Parecía cansada, pero seguía tratando de sostener su sonrisa torcida.
— Creo que ya es hora de que nos vayamos, Rosie -dijo Will, poniendo una mano sobre mi hombro-. Hemos agotado a la señora Turnbull.
Volvimos a darles las gracias, nos despedimos y nos dirigimos a la puerta. Dirigí la mirada a la habitación y durante un segundo pude ver otra vez a Peggy, a la joven Peggy que reía cuando regresó de su luna de miel. Su expresión encajaba perfectamente con el rostro medio paralizado y cubierto de arrugas de la señora Turnbull.
— Adiós, Rosie -nos dijo-. Adiós, Billy.
— Es Will, no Billy, mamá -la corrigió Rosemary.
— No pasa nada, respondo a cualquiera de los dos -dijo Will, mientras yo intentaba desesperadamente ver de nuevo a Peggy en la señora Turnbull. Pero sus ojos se habían enturbiado y su cara parecía aún más paralizada.

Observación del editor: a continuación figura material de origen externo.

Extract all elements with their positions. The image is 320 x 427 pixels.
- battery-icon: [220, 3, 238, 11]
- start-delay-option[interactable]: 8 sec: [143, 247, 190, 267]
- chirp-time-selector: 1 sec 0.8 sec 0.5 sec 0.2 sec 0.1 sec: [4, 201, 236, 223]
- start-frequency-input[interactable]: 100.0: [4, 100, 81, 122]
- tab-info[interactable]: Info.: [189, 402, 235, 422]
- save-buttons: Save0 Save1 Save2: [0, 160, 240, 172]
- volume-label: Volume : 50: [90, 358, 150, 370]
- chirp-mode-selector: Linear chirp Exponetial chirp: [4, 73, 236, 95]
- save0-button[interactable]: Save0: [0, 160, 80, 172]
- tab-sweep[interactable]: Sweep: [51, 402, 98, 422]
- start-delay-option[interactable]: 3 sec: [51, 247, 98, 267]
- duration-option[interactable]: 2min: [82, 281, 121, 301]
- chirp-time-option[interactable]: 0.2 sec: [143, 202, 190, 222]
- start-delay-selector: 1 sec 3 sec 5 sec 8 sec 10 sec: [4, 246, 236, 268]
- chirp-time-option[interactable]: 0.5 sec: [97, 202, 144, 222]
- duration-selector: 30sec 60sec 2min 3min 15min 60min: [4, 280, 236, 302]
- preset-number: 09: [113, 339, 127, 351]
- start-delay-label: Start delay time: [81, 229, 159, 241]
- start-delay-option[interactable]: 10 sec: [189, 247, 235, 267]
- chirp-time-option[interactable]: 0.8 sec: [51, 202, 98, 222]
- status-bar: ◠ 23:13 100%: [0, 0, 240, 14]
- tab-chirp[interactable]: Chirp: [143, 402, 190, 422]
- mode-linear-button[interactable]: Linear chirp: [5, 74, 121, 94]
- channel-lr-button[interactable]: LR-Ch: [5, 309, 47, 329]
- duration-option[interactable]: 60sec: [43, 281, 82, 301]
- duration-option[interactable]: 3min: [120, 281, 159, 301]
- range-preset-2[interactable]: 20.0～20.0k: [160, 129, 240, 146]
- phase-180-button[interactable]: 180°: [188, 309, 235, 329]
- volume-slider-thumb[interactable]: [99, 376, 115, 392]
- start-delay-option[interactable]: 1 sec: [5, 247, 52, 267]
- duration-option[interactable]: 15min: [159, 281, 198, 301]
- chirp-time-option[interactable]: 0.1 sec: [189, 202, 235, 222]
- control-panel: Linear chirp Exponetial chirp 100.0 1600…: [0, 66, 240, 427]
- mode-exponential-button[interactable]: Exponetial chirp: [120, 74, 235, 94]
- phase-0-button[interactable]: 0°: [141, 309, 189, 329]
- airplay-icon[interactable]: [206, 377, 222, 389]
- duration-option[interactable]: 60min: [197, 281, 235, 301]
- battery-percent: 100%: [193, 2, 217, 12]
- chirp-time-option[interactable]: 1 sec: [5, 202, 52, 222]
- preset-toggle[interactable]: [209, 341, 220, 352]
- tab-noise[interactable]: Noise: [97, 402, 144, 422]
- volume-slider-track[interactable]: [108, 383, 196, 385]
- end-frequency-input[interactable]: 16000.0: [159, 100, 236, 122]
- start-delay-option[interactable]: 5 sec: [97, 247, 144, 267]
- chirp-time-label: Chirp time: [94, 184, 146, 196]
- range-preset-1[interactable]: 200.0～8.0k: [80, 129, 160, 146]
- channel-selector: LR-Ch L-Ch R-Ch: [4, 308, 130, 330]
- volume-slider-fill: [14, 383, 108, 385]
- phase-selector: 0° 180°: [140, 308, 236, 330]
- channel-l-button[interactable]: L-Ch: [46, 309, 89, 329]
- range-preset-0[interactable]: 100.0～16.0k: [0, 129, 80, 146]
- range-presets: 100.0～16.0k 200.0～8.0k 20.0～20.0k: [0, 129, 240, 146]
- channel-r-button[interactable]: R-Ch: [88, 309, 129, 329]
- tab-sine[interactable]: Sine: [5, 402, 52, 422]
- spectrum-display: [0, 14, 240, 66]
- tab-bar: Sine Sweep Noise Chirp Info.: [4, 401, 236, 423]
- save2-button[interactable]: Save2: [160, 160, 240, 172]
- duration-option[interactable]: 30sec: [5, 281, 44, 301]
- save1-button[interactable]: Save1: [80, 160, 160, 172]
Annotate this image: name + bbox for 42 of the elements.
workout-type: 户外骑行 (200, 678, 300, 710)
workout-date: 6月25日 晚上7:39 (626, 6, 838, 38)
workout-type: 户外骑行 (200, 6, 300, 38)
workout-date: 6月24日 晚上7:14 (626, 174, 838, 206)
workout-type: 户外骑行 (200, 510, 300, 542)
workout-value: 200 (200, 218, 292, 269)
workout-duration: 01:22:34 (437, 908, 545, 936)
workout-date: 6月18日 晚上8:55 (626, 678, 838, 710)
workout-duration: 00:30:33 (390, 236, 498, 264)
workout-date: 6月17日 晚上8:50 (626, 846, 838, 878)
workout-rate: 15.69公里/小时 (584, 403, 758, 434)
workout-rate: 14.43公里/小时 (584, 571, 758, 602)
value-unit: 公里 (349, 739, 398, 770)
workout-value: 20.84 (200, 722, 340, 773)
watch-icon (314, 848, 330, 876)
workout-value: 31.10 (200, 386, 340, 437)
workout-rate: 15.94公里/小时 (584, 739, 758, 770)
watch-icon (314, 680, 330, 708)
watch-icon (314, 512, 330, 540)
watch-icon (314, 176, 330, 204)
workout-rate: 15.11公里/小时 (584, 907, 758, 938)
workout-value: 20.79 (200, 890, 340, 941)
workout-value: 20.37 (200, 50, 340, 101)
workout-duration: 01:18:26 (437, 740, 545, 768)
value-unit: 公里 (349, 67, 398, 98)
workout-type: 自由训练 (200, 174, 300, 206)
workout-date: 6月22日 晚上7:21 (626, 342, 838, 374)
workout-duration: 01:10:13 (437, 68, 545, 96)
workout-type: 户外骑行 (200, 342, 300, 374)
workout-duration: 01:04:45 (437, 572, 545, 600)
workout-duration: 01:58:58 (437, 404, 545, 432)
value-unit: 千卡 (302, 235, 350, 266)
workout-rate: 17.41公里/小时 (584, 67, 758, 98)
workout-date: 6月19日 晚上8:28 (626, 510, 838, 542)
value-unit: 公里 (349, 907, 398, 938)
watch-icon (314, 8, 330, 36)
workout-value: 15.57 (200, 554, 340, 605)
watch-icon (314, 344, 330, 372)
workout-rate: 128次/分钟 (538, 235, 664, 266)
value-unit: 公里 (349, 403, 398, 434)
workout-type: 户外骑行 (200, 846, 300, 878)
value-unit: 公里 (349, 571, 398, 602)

Había desconectado, y ni siquiera sabía ya que estábamos allí.
— Gracias por haber venido -nos dijo Rosemary-. No había visto a mi madre tan animada desde que cayó enferma. Lamento que estuviera un poco confundida. Está cansada, pero vuestra visita le ha hecho mucho bien. Debéis visitarla de nuevo.
— Muchas gracias -contesté.
Pero sabía que no lo haríamos. Peggy, la señora Turnbull, luchaba ya con las palabras y con la vida. Utilizarla para comprender mis sueños o los misterios del tiempo no sólo carecía de sentido sino que sería algo muy cruel. Nos habíamos dado las gracias la una a la otra. Yo había salvado su vida y la de su hija; ella había salvado mi vida. A Peggy le hubiera gustado saberlo. Equilibraba la balanza. La deuda había sido pagada. El pasado era historia. No era mi lugar. Tenía que vivir mi propia vida, en el aquí y el ahora.